= Institut des nanotechnologies de Lyon =

Institut des Nanotechnologies de Lyon (INL) or the Lyon Institute of Nanotechnology is a fundamental and applied research laboratory in the field of micro- and nano-technology based in Lyon, France. Its mission is to conduct research towards the development of full-fledged technologies for a broad range of application sectors (semiconductors and micro-electronics, telecommunication, energy, health, biology, industrial control, defence, environment).

The research programs draw on the resources of the Lyon-based Nanolyon technology platform.

A transversal research operation is specifically dedicated to the development of Nanocharacterization tools and techniques.

The laboratory is situated on the campuses of Ecole Centrale de Lyon, INSA Lyon, University of Lyon 1 and CPE. It comprises 120 permanent staff and approximately 95 non-permanent staff.

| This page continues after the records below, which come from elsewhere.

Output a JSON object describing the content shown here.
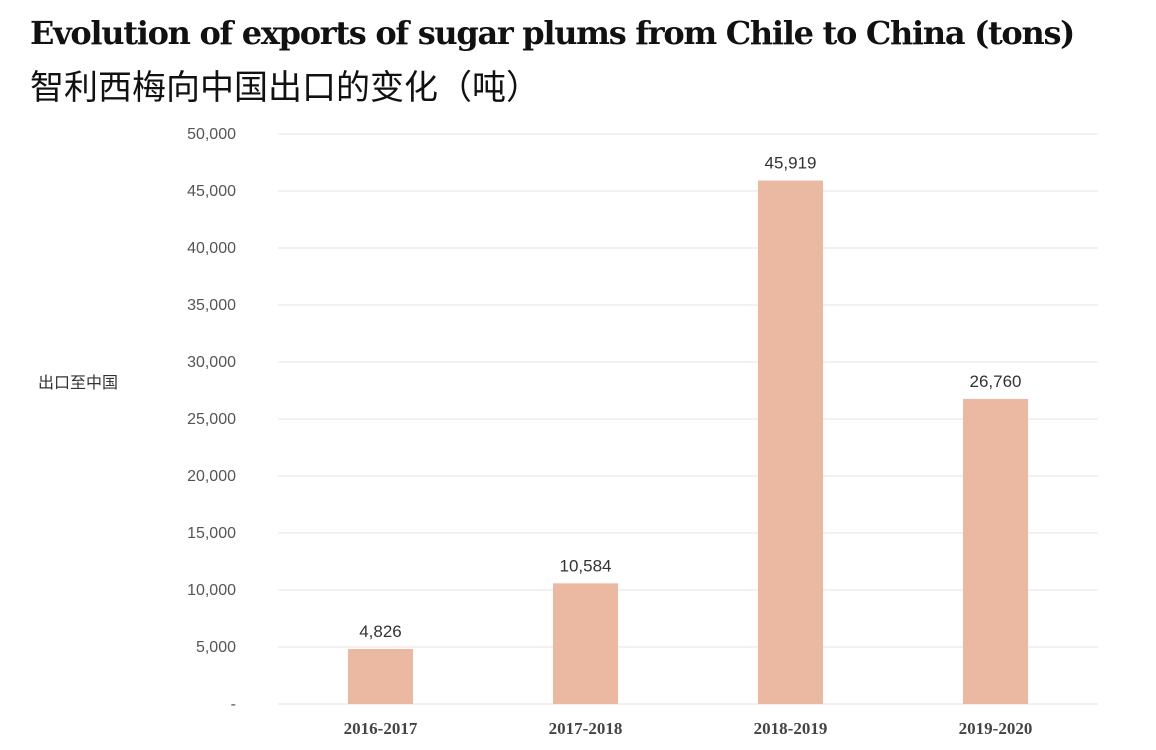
{
  "chart_data": {
    "type": "bar",
    "title": "Evolution of exports of sugar plums from Chile to China (tons)",
    "subtitle": "智利西梅向中国出口的变化（吨）",
    "ylabel": "出口至中国",
    "xlabel": "",
    "categories": [
      "2016-2017",
      "2017-2018",
      "2018-2019",
      "2019-2020"
    ],
    "values": [
      4826,
      10584,
      45919,
      26760
    ],
    "value_labels": [
      "4,826",
      "10,584",
      "45,919",
      "26,760"
    ],
    "ylim": [
      0,
      50000
    ],
    "yticks": [
      0,
      5000,
      10000,
      15000,
      20000,
      25000,
      30000,
      35000,
      40000,
      45000,
      50000
    ],
    "ytick_labels": [
      "-",
      "5,000",
      "10,000",
      "15,000",
      "20,000",
      "25,000",
      "30,000",
      "35,000",
      "40,000",
      "45,000",
      "50,000"
    ],
    "grid": true,
    "legend": "none",
    "bar_color": "#ebb9a2",
    "grid_color": "#e3e3e3"
  }
}
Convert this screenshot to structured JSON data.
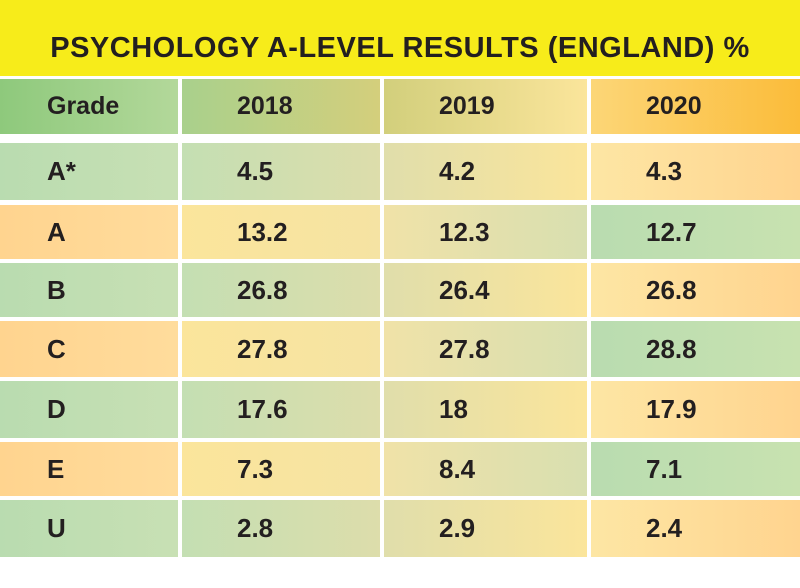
{
  "chart_data": {
    "type": "table",
    "title": "PSYCHOLOGY A-LEVEL RESULTS (ENGLAND) %",
    "columns": [
      "Grade",
      "2018",
      "2019",
      "2020"
    ],
    "rows": [
      [
        "A*",
        "4.5",
        "4.2",
        "4.3"
      ],
      [
        "A",
        "13.2",
        "12.3",
        "12.7"
      ],
      [
        "B",
        "26.8",
        "26.4",
        "26.8"
      ],
      [
        "C",
        "27.8",
        "27.8",
        "28.8"
      ],
      [
        "D",
        "17.6",
        "18",
        "17.9"
      ],
      [
        "E",
        "7.3",
        "8.4",
        "7.1"
      ],
      [
        "U",
        "2.8",
        "2.9",
        "2.4"
      ]
    ],
    "colors": {
      "title_background": "#f7ec1a",
      "green": "#b9dcb0",
      "orange": "#ffd48f",
      "pale_yellow": "#fbe59b",
      "header_green": "#8ec97c",
      "header_orange": "#fbbc3a"
    }
  }
}
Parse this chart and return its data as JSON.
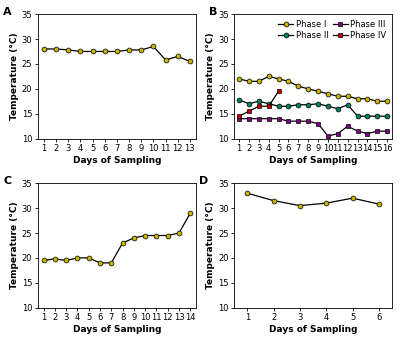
{
  "A": {
    "x": [
      1,
      2,
      3,
      4,
      5,
      6,
      7,
      8,
      9,
      10,
      11,
      12,
      13
    ],
    "y": [
      28.0,
      28.0,
      27.8,
      27.5,
      27.5,
      27.5,
      27.5,
      27.8,
      27.8,
      28.5,
      25.8,
      26.5,
      25.5
    ],
    "color": "#c8b400",
    "marker": "o",
    "xlim": [
      0.5,
      13.5
    ],
    "ylim": [
      10,
      35
    ],
    "yticks": [
      10,
      15,
      20,
      25,
      30,
      35
    ],
    "xticks": [
      1,
      2,
      3,
      4,
      5,
      6,
      7,
      8,
      9,
      10,
      11,
      12,
      13
    ]
  },
  "B": {
    "phase_I": {
      "x": [
        1,
        2,
        3,
        4,
        5,
        6,
        7,
        8,
        9,
        10,
        11,
        12,
        13,
        14,
        15,
        16
      ],
      "y": [
        22.0,
        21.5,
        21.5,
        22.5,
        22.0,
        21.5,
        20.5,
        20.0,
        19.5,
        19.0,
        18.5,
        18.5,
        18.0,
        18.0,
        17.5,
        17.5
      ],
      "color": "#c8b400",
      "marker": "o",
      "label": "Phase I"
    },
    "phase_II": {
      "x": [
        1,
        2,
        3,
        4,
        5,
        6,
        7,
        8,
        9,
        10,
        11,
        12,
        13,
        14,
        15,
        16
      ],
      "y": [
        17.8,
        17.0,
        17.5,
        17.0,
        16.5,
        16.5,
        16.8,
        16.8,
        17.0,
        16.5,
        16.0,
        16.8,
        14.5,
        14.5,
        14.5,
        14.5
      ],
      "color": "#008060",
      "marker": "o",
      "label": "Phase II"
    },
    "phase_III": {
      "x": [
        1,
        2,
        3,
        4,
        5,
        6,
        7,
        8,
        9,
        10,
        11,
        12,
        13,
        14,
        15,
        16
      ],
      "y": [
        14.0,
        14.0,
        14.0,
        14.0,
        14.0,
        13.5,
        13.5,
        13.5,
        13.0,
        10.5,
        11.0,
        12.5,
        11.5,
        11.0,
        11.5,
        11.5
      ],
      "color": "#800080",
      "marker": "s",
      "label": "Phase III"
    },
    "phase_IV": {
      "x": [
        1,
        2,
        3,
        4,
        5
      ],
      "y": [
        14.5,
        15.5,
        16.5,
        16.5,
        19.5
      ],
      "color": "#cc0000",
      "marker": "s",
      "label": "Phase IV"
    },
    "xlim": [
      0.5,
      16.5
    ],
    "ylim": [
      10,
      35
    ],
    "yticks": [
      10,
      15,
      20,
      25,
      30,
      35
    ],
    "xticks": [
      1,
      2,
      3,
      4,
      5,
      6,
      7,
      8,
      9,
      10,
      11,
      12,
      13,
      14,
      15,
      16
    ]
  },
  "C": {
    "x": [
      1,
      2,
      3,
      4,
      5,
      6,
      7,
      8,
      9,
      10,
      11,
      12,
      13,
      14
    ],
    "y": [
      19.5,
      19.8,
      19.5,
      20.0,
      20.0,
      19.0,
      19.0,
      23.0,
      24.0,
      24.5,
      24.5,
      24.5,
      25.0,
      29.0
    ],
    "color": "#c8b400",
    "marker": "o",
    "xlim": [
      0.5,
      14.5
    ],
    "ylim": [
      10,
      35
    ],
    "yticks": [
      10,
      15,
      20,
      25,
      30,
      35
    ],
    "xticks": [
      1,
      2,
      3,
      4,
      5,
      6,
      7,
      8,
      9,
      10,
      11,
      12,
      13,
      14
    ]
  },
  "D": {
    "x": [
      1,
      2,
      3,
      4,
      5,
      6
    ],
    "y": [
      33.0,
      31.5,
      30.5,
      31.0,
      32.0,
      30.8
    ],
    "color": "#c8b400",
    "marker": "o",
    "xlim": [
      0.5,
      6.5
    ],
    "ylim": [
      10,
      35
    ],
    "yticks": [
      10,
      15,
      20,
      25,
      30,
      35
    ],
    "xticks": [
      1,
      2,
      3,
      4,
      5,
      6
    ]
  },
  "ylabel": "Temperature (°C)",
  "xlabel": "Days of Sampling",
  "line_color": "black",
  "line_width": 0.9,
  "marker_size": 3.5,
  "marker_edge_width": 0.5,
  "tick_fontsize": 6,
  "label_fontsize": 6.5,
  "legend_fontsize": 6,
  "panel_label_fontsize": 8,
  "spine_lw": 0.6
}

The annual budget excluding salaries is about 3M€.

The management team is made up of Guy Hollinger (director), G. Guillot (vice-director for the INSA site), P. Morin (vice-director for the UL1 site) and Ian O'Connor (vice-director for the ECL site).

Under the auspices of the CNRS, INL is actively seeking excellent quality "CR2"- and "CR1"-level candidates to contribute or lead scientific and technological research in the following high-priority fields:
- Integration of new electronic and photonic functions on Silicon (material, devices and systems issues).
- Sensors, Microsystems and Sensor networks for health
- 3rd generation Photovoltaics
- Bottom up nanotechnologies and nanobiotechnologies.